Gene Therapy for Diabetes

By Caty Weaver

This is the VOA Special English SCIENCE REPORT.

Scientists have used a new gene treatment on mice and rats with the disease diabetes. The scientists say the animals now are showing no signs of the disease.

Medical researchers at Yonsei University in Seoul, South Korea led the study. Scientists from the University of Calgary in Canada also took part. The scientists used mice and rats with type one diabetes. This kind of diabetes is also called juvenile or insulin-dependent diabetes. Type one diabetes happens when the body's natural defense system mistakenly destroys cells in the pancreas that produce insulin. Insulin is needed to control sugar levels in the blood.

The researchers created a virus and placed human genes in it. They chose a virus that earlier studies have shown was a safe way to transport genes. They injected the virus into the livers of the rats and mice.

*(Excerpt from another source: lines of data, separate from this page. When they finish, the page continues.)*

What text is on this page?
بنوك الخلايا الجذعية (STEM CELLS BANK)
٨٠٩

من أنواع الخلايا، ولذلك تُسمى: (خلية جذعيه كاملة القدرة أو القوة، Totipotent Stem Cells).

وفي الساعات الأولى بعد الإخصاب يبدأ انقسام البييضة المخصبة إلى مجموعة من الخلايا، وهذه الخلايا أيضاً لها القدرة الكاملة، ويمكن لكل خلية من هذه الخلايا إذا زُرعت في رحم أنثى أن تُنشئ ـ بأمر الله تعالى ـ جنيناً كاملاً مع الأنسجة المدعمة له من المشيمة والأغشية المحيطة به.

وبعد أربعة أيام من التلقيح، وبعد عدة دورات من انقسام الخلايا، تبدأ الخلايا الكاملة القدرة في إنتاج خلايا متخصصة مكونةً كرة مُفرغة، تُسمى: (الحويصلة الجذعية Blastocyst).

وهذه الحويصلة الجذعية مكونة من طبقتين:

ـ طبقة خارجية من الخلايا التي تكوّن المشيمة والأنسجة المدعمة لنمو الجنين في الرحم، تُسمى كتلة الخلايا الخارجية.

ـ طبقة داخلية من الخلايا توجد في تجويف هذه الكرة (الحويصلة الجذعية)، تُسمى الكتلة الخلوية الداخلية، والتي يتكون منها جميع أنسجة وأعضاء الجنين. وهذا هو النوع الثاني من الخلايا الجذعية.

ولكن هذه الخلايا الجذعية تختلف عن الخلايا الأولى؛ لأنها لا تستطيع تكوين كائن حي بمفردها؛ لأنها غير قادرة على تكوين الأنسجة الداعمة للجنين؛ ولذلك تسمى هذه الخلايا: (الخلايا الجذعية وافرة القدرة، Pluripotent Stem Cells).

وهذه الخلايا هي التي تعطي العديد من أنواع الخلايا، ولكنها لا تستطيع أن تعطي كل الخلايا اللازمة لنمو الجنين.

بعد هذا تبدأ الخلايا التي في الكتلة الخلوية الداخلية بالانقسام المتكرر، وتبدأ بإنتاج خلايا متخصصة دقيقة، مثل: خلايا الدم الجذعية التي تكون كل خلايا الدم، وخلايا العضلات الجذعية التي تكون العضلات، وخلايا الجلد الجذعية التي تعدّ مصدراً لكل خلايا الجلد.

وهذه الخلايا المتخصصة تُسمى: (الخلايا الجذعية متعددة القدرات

The genes reacted to blood sugar levels in the animals. The genes began producing a hormone like insulin that orders the body to process the sugar in the blood. The hormone caused the blood sugar levels in the rats and mice to drop.

The blood sugar levels in the rats and mice have remained under control for eight months. The scientists say they will continue to observe the animals for at least a year. The scientists also say the animals have not experienced any apparent bad effects from the treatment. And, they say the animals' livers remain healthy.

The researchers next hope to try their diabetes treatment on larger animals, like dogs or monkeys. They plan to study reactions in those test subjects for three to four years. Then they may test the treatment in people.

Diabetes is a serious disease. If it is not treated, the disease can cause blindness, kidney disease and nerve damage. People with diabetes also are more likely to suffer strokes and heart disease. And diabetes often interferes with the movement of blood through the body, especially in the legs.

People who suffer from type one diabetes almost always require insulin injections. They also have to carefully control what they eat. And they must exercise often. The researchers hope that their gene treatment someday will cure diabetes in people.